На горизонте где-то в начале аллеи показалась стая собак, стремительно движущаяся в сторону ребят. Вова увидел их первый и спросил у друга:
–Слышал? Дней десять назад женщину искусали и потом ногу ампутировали?
–Дааа, да как приют сгорел – их опять тут развелось немерено и что-то как-то все забили…
–Слушай, а пошли проверим, может завуч уже пришла? – сказал Вова, поднимаясь со скамейки.
–Пошли, попить дай, я своё выпил уже, – Миша кивнул на край скамейки, где лежали вода и булка.

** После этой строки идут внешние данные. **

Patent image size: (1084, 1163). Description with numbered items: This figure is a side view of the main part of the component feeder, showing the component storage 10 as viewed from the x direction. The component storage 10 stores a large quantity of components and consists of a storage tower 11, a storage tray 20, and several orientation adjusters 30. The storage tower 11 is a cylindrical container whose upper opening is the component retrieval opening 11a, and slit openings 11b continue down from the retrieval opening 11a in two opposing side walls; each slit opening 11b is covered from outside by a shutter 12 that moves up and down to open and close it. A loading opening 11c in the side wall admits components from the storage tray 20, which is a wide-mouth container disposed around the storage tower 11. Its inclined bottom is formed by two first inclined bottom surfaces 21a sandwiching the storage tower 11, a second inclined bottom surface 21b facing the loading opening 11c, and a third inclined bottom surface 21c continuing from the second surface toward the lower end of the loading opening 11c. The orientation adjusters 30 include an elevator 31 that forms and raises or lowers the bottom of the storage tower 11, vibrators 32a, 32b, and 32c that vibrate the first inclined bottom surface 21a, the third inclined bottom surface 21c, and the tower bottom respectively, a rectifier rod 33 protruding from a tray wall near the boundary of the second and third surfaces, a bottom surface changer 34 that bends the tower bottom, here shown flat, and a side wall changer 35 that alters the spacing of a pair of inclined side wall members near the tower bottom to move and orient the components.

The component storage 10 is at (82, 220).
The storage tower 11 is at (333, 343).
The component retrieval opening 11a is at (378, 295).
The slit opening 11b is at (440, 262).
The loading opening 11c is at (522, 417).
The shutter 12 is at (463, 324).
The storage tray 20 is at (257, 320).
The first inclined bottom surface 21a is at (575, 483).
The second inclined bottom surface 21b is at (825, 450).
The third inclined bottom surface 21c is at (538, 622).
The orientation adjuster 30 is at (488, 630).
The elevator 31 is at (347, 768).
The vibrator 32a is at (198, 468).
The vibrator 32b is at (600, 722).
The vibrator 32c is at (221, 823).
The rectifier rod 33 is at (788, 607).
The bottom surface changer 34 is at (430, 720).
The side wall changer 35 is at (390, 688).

–А? Да, держи, – растерянно ответил Вова, протянул бутылку другу и оба они быстрым шагом направились к техникуму.
6.5. Всё в прошлом.
Стая бежала к реке из небольшого берёзового полеска на отшибе района. Путь их лежал через множество дворов, в которые они сворачивали и шарились в мусорках. На ранний промысел их вынудила жаркая погода. День они будут пережидать в кустах на берегу реки отпиваясь водой, а вечером снова побегут в берёзовый полесок ужиная на обратном пути – таким образом, передвигаясь каждый день разными маршрутами, они жили уже более недели, и пока это работало.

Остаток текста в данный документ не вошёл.